I know my parents would have adopted those tools if they could have. They were doing the best they knew how and they did impart much that I want to carry away. The same father who struggled with anger management and who didn't know how to say he was sorry and for whose (probable) autism and selective mutism he didn't even have a name much less coping skills was also the father who told me when I was four that Jesus was my friend who was always with me and who I could talk to when I was lonely.
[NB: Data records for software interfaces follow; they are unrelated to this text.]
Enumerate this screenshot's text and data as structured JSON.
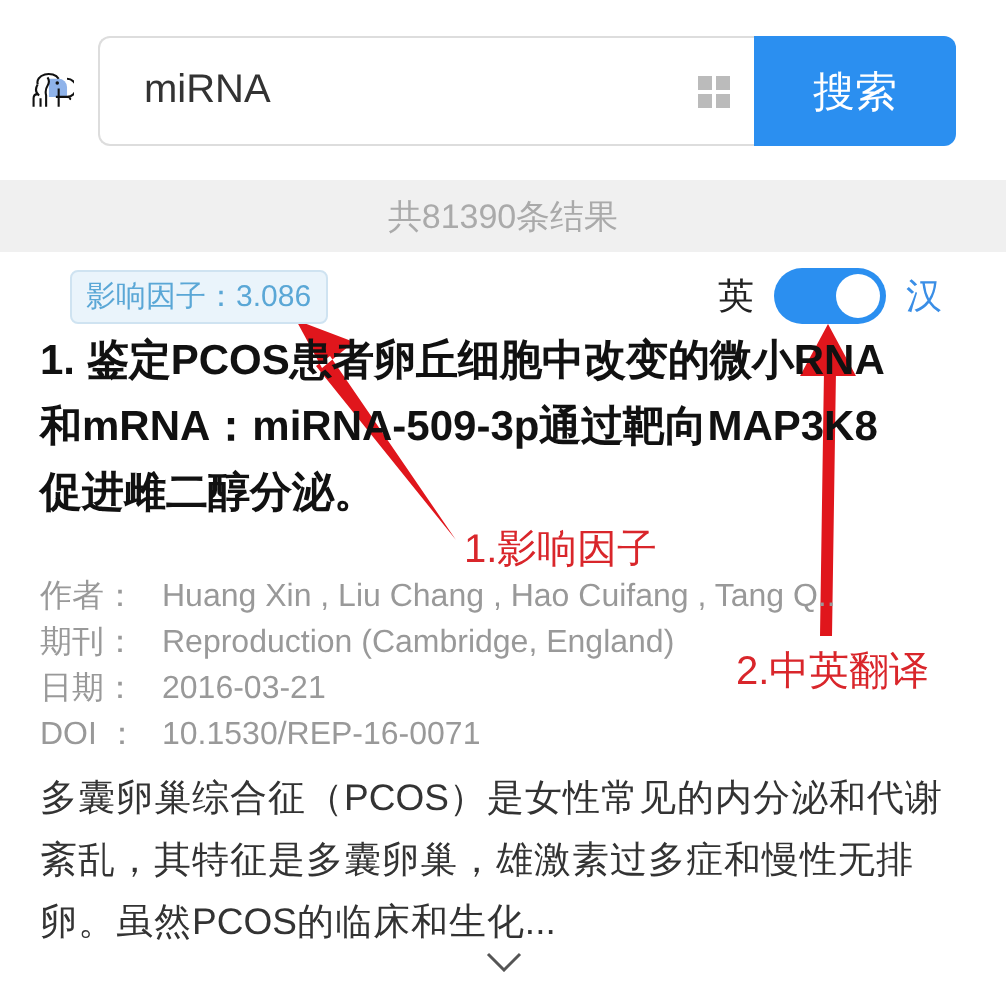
{
  "search": {
    "value": "miRNA",
    "button": "搜索"
  },
  "result_count": "共81390条结果",
  "result": {
    "impact_factor": "影响因子：3.086",
    "language_toggle": {
      "left": "英",
      "right": "汉",
      "on": true
    },
    "number": "1.",
    "title": "鉴定PCOS患者卵丘细胞中改变的微小RNA和mRNA：miRNA-509-3p通过靶向MAP3K8促进雌二醇分泌。",
    "meta": [
      {
        "label": "作者：",
        "value": "Huang Xin , Liu Chang , Hao Cuifang , Tang Q.."
      },
      {
        "label": "期刊：",
        "value": "Reproduction (Cambridge, England)"
      },
      {
        "label": "日期：",
        "value": "2016-03-21"
      },
      {
        "label": "DOI ：",
        "value": "10.1530/REP-16-0071"
      }
    ],
    "abstract": "多囊卵巢综合征（PCOS）是女性常见的内分泌和代谢紊乱，其特征是多囊卵巢，雄激素过多症和慢性无排卵。虽然PCOS的临床和生化..."
  },
  "annotations": [
    {
      "text": "1.影响因子"
    },
    {
      "text": "2.中英翻译"
    }
  ]
}
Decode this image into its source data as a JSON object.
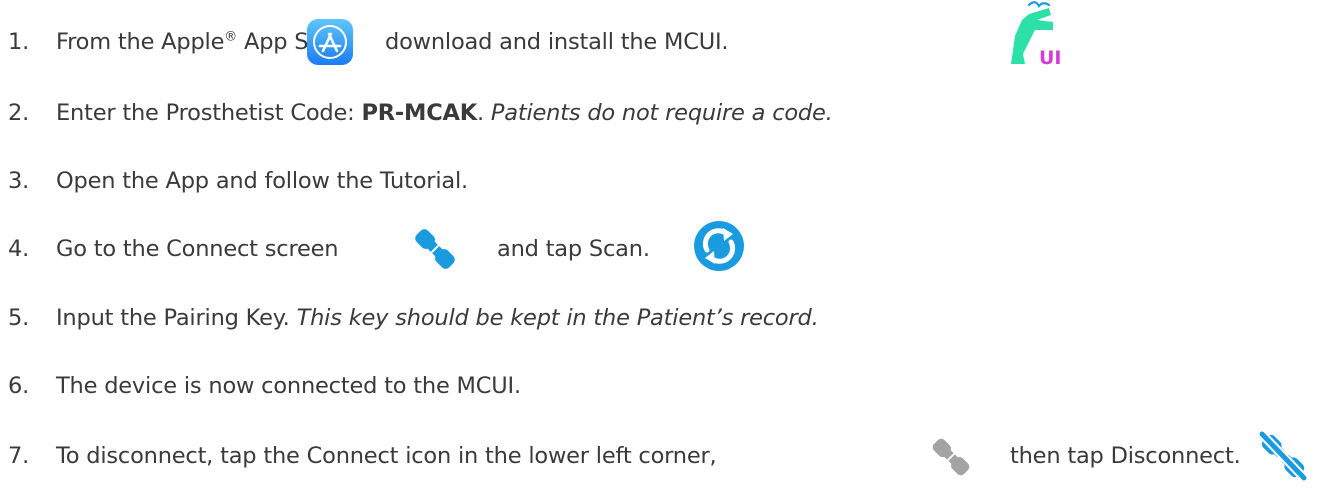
{
  "steps": [
    {
      "num": "1.",
      "a": "From the Apple",
      "sup": "®",
      "b": " App Store",
      "c": "download and install the MCUI.",
      "icons": [
        "app-store-icon",
        "mcui-logo-icon"
      ]
    },
    {
      "num": "2.",
      "a": "Enter the Prosthetist Code: ",
      "bold": "PR-MCAK",
      "b": ". ",
      "italic": "Patients do not require a code."
    },
    {
      "num": "3.",
      "a": "Open the App and follow the Tutorial."
    },
    {
      "num": "4.",
      "a": "Go to the Connect screen",
      "c": "and tap Scan.",
      "icons": [
        "connect-plug-icon",
        "scan-refresh-icon"
      ]
    },
    {
      "num": "5.",
      "a": "Input the Pairing Key. ",
      "italic": "This key should be kept in the Patient’s record."
    },
    {
      "num": "6.",
      "a": "The device is now connected to the MCUI."
    },
    {
      "num": "7.",
      "a": "To disconnect, tap the Connect icon in the lower left corner,",
      "c": "then tap Disconnect.",
      "icons": [
        "connect-plug-grey-icon",
        "disconnect-icon"
      ]
    }
  ],
  "colors": {
    "text": "#3a3a3a",
    "blue": "#1a9be0",
    "green": "#2de0a6",
    "magenta": "#d53bd8",
    "grey": "#a3a3a3"
  }
}
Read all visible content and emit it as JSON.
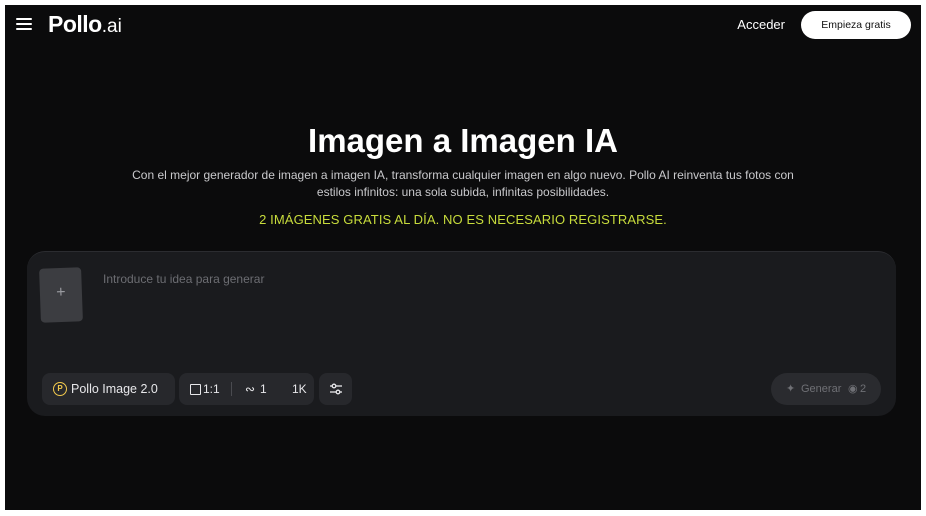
{
  "header": {
    "logo_text": "Pollo",
    "logo_suffix": ".ai",
    "login_label": "Acceder",
    "start_label": "Empieza gratis"
  },
  "hero": {
    "title": "Imagen a Imagen IA",
    "description": "Con el mejor generador de imagen a imagen IA, transforma cualquier imagen en algo nuevo. Pollo AI reinventa tus fotos con estilos infinitos: una sola subida, infinitas posibilidades.",
    "promo": "2 IMÁGENES GRATIS AL DÍA. NO ES NECESARIO REGISTRARSE."
  },
  "prompt_card": {
    "upload_symbol": "+",
    "placeholder": "Introduce tu idea para generar",
    "model_label": "Pollo Image 2.0",
    "aspect_ratio": "1:1",
    "image_count": "1",
    "resolution": "1K",
    "generate_label": "Generar",
    "generate_credits": "2"
  },
  "colors": {
    "background": "#0b0b0c",
    "card": "#1a1b1e",
    "promo": "#c8dc3c",
    "chip": "#27282c"
  },
  "icons": [
    "menu-icon",
    "image-upload-icon",
    "model-icon",
    "aspect-ratio-icon",
    "image-count-icon",
    "adjust-settings-icon",
    "sparkle-icon",
    "credit-icon"
  ]
}
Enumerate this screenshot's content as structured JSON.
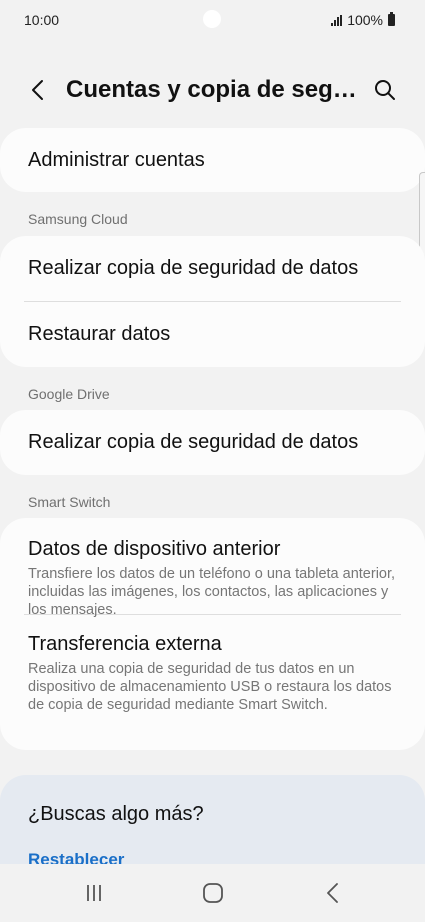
{
  "status_bar": {
    "time": "10:00",
    "battery": "100%"
  },
  "header": {
    "title": "Cuentas y copia de segur...",
    "back_icon": "chevron-left-icon",
    "search_icon": "search-icon"
  },
  "accounts": {
    "manage_label": "Administrar cuentas"
  },
  "samsung_cloud": {
    "section_label": "Samsung Cloud",
    "backup_label": "Realizar copia de seguridad de datos",
    "restore_label": "Restaurar datos"
  },
  "google_drive": {
    "section_label": "Google Drive",
    "backup_label": "Realizar copia de seguridad de datos"
  },
  "smart_switch": {
    "section_label": "Smart Switch",
    "items": [
      {
        "title": "Datos de dispositivo anterior",
        "description": "Transfiere los datos de un teléfono o una tableta anterior, incluidas las imágenes, los contactos, las aplicaciones y los mensajes."
      },
      {
        "title": "Transferencia externa",
        "description": "Realiza una copia de seguridad de tus datos en un dispositivo de almacenamiento USB o restaura los datos de copia de seguridad mediante Smart Switch."
      }
    ]
  },
  "looking_for_more": {
    "title": "¿Buscas algo más?",
    "link_label": "Restablecer"
  },
  "nav_bar": {
    "recents_icon": "recents-icon",
    "home_icon": "home-icon",
    "back_icon": "back-icon"
  }
}
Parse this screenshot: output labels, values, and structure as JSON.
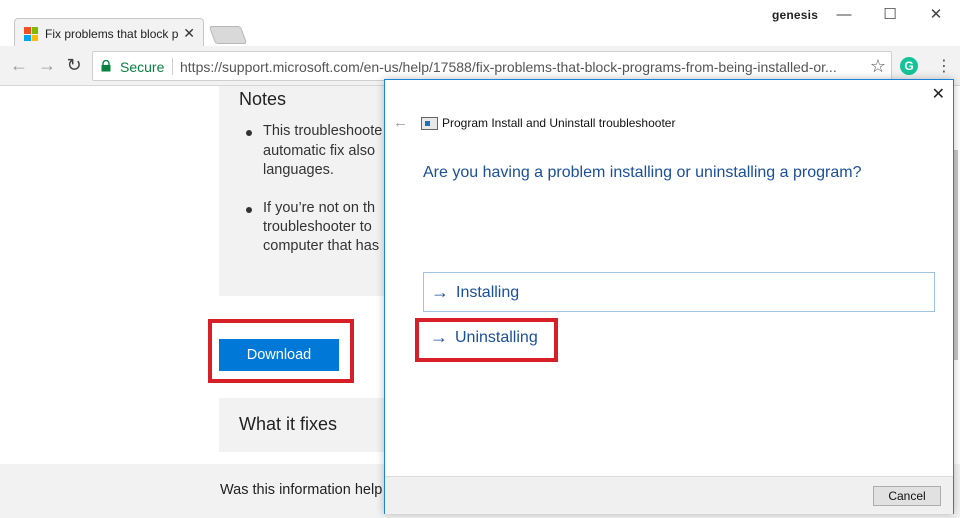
{
  "browser": {
    "tab_title": "Fix problems that block p",
    "tab_close": "✕",
    "profile": "genesis",
    "window_minimize": "—",
    "window_maximize": "☐",
    "window_close": "✕",
    "nav_back": "←",
    "nav_forward": "→",
    "nav_reload": "↻",
    "secure_label": "Secure",
    "url": "https://support.microsoft.com/en-us/help/17588/fix-problems-that-block-programs-from-being-installed-or...",
    "bookmark_icon": "☆",
    "extension_label": "G",
    "menu_icon": "⋮",
    "colors": {
      "secure": "#0b8043",
      "extension": "#15c39a"
    }
  },
  "page": {
    "notes_title": "Notes",
    "notes": [
      [
        "This troubleshoote",
        "automatic fix also",
        "languages."
      ],
      [
        "If you’re not on th",
        "troubleshooter to",
        "computer that has"
      ]
    ],
    "download_label": "Download",
    "what_it_fixes": "What it fixes",
    "feedback_question": "Was this information help",
    "colors": {
      "download": "#0078d7",
      "highlight": "#d61f26"
    }
  },
  "dialog": {
    "close_icon": "✕",
    "back_icon": "←",
    "title": "Program Install and Uninstall troubleshooter",
    "question": "Are you having a problem installing or uninstalling a program?",
    "options": [
      {
        "arrow": "→",
        "label": "Installing"
      },
      {
        "arrow": "→",
        "label": "Uninstalling"
      }
    ],
    "cancel_label": "Cancel",
    "colors": {
      "text": "#1a4f9a",
      "border": "#1883d7"
    }
  }
}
He was the secular Carmelite who modeled intense daily private prayer and who went to daily mass and who later taught me how to pray the Liturgy of the Hours when I was an adult, but who didn't know how to give us the experience of family prayer when we were children.
I guess my rule of thumb for testing what was handed down from my family is precisely the Christian anthropology I learned from my wide reading when I was in college, from the saints and doctors of the Church and Church Fathers and from Christian poets and novelists and artists. Does this action align with what I know about God and human nature from the Catechism and the tradition of the Church? Those are the traditions I trust in faith and love. Does it bring me peace? Does it bring me/us closer to God? These are my guiding questions as I sift through materials about parenting autistic kids or oppositional defiant kids. And much of the time, probably more often than not, I find the scripts and tactics and gentle parenting approaches align quite well with what I believe about the child as a person created in the image and likeness of God with free will and a human nature that is bent and twisted by the Fall but also redeemed in grace.